22 Agosto 2022
Le reazioni all’attentato in cui ha perso la vita Darya Dugina vanno dalla disperazione alla rabbia. Disperazione, quella di un padre, il filosofo e politologo russo Alexandr Dugin, che osserva l’automobile ancora in fiamme dopo l’esplosione che ha ucciso sua figlia. Rabbia, quella del capo del Cremlino, Vladimir Putin, che parla di “crimine vile e crudele”.
Sinora non c’è stata alcuna rivendicazione. L’unica certezza è che Dugina, 30 anni, è morta dopo che la sua vettura è saltata in aria mentre percorreva un’autostrada alla periferia di Mosca. Gli investigatori hanno aperto un’indagine per fare chiarezza sull’accaduto. Gli stessi inquirenti del dipartimento investigativo della capitale russa, che indagano anche per la modalità con la quale è stato compiuto l’attentato, hanno dichiarato che dai primi accertamenti “appare probabile che sulla Toyota” sulla quale viaggiava Dugina “fosse stato piazzato un ordigno esplosivo”. L’immagine della tragedia è in quel padre che, illuminato dalle fiamme, si avvicina ciondolando alla carcassa del veicolo, portando le mani sopra i capelli lunghi e bianchi. “È un atto terroristico del regime nazista ucraino”, ha detto Dugin in relazione alla morte della figlia. “Era una bellissima donna ortodossa, una patriota, una giornalista di guerra, un’analista per la televisione centrale e una filosofa. I nostri cuori bramano non solo la vendetta, a noi serve la vittoria. E allora vincete, per favore!”.
Poi ci sono le indiscrezioni. Ci sono le insinuazioni su chi possa aver messo l’ordigno nel veicolo e quali interessi avesse chi ha premuto il bottone del comando a distanza per attivarlo, come sembra trasparire dalle ultime ricostruzioni. Molti partono dalla base che Dugin sia l’ideologo di Putin (chi ha studiato e conosce a fondo le tematiche russe dice che non è esattamente così) e che gli attentatori volessero colpire il riferimento politico del presidente russo. Supposizioni, per ora. Verità, nessuna. C’è la rabbia, però. Quella di Putin, che ha ricordato Dugina come una “persona brillante e di talento, un vero cuore russo, gentile, amorevole, comprensivo e aperto”. Una “patriota della Russia” vittima di un “crimine vile e crudele”.

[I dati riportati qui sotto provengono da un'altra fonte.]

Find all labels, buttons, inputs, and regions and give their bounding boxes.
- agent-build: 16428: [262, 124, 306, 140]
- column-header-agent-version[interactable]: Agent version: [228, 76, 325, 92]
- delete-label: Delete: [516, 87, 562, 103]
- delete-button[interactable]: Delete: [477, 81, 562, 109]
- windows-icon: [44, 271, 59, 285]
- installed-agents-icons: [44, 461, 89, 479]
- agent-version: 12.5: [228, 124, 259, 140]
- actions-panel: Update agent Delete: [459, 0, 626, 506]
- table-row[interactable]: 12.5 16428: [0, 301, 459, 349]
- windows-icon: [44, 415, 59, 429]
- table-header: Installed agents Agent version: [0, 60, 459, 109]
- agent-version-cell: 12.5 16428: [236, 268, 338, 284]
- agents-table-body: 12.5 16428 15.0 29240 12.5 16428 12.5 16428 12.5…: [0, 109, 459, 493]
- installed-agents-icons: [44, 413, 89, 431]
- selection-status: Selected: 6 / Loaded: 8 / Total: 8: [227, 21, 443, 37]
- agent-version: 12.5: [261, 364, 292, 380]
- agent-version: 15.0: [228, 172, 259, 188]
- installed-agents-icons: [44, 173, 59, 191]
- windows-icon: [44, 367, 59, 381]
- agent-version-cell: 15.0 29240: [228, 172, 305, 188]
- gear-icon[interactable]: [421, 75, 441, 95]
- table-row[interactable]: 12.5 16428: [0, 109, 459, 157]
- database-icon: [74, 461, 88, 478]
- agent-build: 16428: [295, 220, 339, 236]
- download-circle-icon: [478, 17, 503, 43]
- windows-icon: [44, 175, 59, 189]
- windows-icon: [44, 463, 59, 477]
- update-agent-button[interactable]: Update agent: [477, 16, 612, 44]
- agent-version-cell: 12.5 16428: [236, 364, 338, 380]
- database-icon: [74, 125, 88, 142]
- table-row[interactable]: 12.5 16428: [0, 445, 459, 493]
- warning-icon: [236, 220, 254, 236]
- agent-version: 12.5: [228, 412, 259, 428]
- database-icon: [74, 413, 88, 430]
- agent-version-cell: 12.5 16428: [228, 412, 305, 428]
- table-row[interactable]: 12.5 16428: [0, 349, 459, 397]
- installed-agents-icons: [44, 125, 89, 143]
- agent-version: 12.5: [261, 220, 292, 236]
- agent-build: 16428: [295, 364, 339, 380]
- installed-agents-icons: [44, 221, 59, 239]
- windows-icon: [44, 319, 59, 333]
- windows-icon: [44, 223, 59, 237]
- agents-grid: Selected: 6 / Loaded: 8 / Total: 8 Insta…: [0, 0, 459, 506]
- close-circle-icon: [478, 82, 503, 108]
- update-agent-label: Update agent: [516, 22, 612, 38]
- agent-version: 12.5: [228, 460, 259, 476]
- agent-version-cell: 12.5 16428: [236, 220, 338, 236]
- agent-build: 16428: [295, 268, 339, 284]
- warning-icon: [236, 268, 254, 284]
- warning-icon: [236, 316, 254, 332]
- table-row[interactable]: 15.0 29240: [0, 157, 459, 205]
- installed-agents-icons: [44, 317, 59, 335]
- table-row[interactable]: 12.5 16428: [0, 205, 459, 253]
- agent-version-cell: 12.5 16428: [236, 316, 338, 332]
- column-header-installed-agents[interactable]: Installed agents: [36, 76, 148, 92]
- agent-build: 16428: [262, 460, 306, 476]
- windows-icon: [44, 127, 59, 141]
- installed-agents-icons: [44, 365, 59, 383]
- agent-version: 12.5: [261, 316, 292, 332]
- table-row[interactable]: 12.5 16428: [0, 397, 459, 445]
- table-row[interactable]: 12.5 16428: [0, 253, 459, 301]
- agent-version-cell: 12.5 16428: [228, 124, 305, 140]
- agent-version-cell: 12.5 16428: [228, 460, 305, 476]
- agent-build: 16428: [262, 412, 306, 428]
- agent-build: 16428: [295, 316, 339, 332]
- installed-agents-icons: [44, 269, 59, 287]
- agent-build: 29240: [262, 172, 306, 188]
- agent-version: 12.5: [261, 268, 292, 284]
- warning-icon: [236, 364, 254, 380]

E poi, in fondo, ci sono le supposizioni, i sospetti, le congetture. Diversi dirigenti russi stanno accusando l’Ucraina di aver commissionato l’omicidio di Dugina. La portavoce degli Esteri, Maria Zakharova, ha invitato ad attendere le indagini prima di tirare conclusioni, ma ha aggiunto: “Le forze dell’ordine russe stanno investigando sulla morte di Darya Dugina. Se la pista di Kiev fosse confermata, si tratterebbe di terrorismo di Stato”. Il leader dell’autoproclamata Repubblica di Donetsk, Denis Pushilin, non ha usato mezzi termini: “Vigliacchi infami. I terroristi del regime ucraino, nel tentativo di eliminare Dugin, hanno fatto saltare in aria sua figlia”. Intanto, in un comunicato, l’Fsb, i servizi russi di intelligence, afferma di avere risolto il caso: “Il crimine”, si legge nella nota, “è stato preparato e commesso dai servizi segreti ucraini. L’esecutrice è la cittadina ucraina Natalia Vovk, nata nel 1979, arrivata in Russia il 23 luglio insieme alla figlia Sofia Shaban e uscita dal Paese dalla regione Pskov, da dove ha raggiunto l'Estonia”. Kiev, però, nega con forza ogni presunto coinvolgimento. “L’Ucraina non ha nulla a che fare con l’omicidio della figlia di Dugin”, ha ribattuto Mykhailo Podolyak, il principale consigliere del presidente Volodymyr Zelensky. “Non siamo uno Stato criminale, a differenza della Russia, e sicuramente non siamo uno Stato terrorista”.